A final factor in this price escalation is inventory. I wrote you last fall to report that the inventory of homes for sale had increased to about 1200. That followed several years of about half as many or fewer homes for sale. This chronic shortage was a major factor in the higher rates of price appreciation in the 2001-2005 years.
Last fall I was quick to say that 1200 homes for sale, while headline grabbing at the time, hardly represented a "glut". All through the 1990's we typically had 1300-1400 homes for sale, and then a smaller population base and lower total housing unit count.
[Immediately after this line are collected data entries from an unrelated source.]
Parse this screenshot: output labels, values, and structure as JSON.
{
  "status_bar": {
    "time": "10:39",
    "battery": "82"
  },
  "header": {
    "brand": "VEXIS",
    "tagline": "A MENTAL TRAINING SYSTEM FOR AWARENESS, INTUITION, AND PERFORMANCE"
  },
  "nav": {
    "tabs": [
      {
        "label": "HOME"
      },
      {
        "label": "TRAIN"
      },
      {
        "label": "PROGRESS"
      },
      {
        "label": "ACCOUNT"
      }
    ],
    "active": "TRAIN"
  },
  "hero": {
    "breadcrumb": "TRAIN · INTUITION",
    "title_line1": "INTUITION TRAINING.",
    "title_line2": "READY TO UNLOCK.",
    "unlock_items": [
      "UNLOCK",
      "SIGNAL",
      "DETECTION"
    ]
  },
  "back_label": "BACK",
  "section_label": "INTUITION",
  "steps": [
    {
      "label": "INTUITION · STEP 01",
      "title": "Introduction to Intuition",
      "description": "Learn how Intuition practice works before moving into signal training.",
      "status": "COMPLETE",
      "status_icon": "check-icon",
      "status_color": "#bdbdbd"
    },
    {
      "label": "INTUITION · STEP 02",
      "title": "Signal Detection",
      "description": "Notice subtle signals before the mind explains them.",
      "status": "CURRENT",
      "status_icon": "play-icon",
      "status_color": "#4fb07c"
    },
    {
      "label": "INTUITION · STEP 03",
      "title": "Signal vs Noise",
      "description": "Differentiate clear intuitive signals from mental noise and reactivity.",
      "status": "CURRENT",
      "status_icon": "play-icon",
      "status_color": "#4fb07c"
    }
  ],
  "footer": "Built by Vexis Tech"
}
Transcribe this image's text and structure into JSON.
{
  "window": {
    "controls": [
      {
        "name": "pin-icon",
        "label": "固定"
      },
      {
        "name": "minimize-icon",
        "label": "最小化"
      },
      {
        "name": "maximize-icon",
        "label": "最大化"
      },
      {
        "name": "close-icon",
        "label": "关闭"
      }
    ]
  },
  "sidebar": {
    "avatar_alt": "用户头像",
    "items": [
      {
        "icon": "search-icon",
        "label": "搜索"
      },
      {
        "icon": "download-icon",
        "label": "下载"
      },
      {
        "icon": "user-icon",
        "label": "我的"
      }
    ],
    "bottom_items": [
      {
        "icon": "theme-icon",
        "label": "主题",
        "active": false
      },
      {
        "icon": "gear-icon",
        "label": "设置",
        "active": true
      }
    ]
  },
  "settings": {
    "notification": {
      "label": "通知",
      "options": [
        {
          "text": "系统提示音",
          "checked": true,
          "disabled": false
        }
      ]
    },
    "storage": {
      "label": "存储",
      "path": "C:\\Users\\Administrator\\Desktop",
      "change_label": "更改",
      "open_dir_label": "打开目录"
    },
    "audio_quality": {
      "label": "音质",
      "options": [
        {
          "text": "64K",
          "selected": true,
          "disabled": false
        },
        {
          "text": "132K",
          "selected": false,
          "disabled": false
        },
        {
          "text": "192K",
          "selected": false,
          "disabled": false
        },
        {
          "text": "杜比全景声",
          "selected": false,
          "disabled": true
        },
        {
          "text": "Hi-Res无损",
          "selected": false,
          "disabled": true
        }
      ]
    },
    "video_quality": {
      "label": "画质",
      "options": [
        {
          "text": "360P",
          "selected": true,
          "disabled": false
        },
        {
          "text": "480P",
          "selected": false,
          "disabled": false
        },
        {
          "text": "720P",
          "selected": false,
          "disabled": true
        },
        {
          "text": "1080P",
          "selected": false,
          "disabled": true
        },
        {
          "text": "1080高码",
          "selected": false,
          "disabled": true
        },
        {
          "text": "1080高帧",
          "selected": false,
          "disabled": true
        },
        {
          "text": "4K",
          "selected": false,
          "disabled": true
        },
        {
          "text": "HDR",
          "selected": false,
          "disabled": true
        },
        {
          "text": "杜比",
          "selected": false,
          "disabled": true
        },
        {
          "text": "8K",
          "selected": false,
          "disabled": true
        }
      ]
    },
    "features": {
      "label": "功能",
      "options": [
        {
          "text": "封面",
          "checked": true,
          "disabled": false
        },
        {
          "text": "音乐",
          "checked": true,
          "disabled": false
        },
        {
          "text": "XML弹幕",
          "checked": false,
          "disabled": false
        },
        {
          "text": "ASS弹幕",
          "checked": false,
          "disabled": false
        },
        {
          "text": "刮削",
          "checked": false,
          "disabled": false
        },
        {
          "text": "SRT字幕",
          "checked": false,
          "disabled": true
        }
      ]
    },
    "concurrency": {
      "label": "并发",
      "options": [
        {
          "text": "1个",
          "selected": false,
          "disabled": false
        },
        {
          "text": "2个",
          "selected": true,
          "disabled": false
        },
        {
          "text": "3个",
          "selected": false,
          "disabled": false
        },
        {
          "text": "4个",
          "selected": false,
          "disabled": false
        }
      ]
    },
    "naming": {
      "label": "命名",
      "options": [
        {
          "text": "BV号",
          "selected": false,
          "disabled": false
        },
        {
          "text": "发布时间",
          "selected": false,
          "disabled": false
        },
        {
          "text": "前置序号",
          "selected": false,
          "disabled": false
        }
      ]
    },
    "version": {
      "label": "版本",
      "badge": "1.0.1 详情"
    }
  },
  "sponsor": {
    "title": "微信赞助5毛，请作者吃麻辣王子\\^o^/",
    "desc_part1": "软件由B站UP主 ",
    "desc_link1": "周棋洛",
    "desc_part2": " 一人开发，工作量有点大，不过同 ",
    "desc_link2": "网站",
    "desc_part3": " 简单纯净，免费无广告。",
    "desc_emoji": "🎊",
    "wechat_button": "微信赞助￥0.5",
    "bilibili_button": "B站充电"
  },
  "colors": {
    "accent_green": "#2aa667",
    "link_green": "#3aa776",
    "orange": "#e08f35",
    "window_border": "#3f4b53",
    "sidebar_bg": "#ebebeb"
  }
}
My other observation last fall was that a substantial number of the 1200 homes for sale consisted of what I called the "wanna-be seller". This is the household that was saying "gosh, if my home is worth that much, maybe I'd be willing to move". That wished-for price was often 'way above-market and produced a listing I believed would never sell.
As I predicted, those wanna-be's didn't sell, and dropped out of the market over the winter. I foresaw an inventory decline to about 2/3 of then-prevailing levels. That prediction proved right-on: the September count dropped from 1234 to 855 at the end of the year. As of the end of March the total inventory of new and resale homes stood at 933.
To summarize:
- We have a normal market, one that is stronger and more healthy than some markets outside Alaska that are correcting after a period of intense speculation -- and even fraud -- that we did not experience.
- The market is somewhat stronger than what we considered "normal" through the 1990's. It might normalize somewhat further toward those levels as the year goes on.
- The 2000-2005 market, while go-go by Alaska standards, still lagged many Lower-48 markets. Today an average home is closer in price to the average US home: we aren't a high-cost market by comparison with at least half of the rest of the country.
- A seller today, given longer selling times, should plan a measure of patience in the marketing plan. When prices are rising, one doesn't have to panic if there isn't an offer on the property in the first month. Be prepared to compromise more in the eventual negotiation, however.
- The buyer who waits to make a purchase, thinking wrong-headedly that "prices will continue to fall" will end up paying more later this year, or next year. Rising interest rates will compound that higher cost of home ownership for these shy home buyers.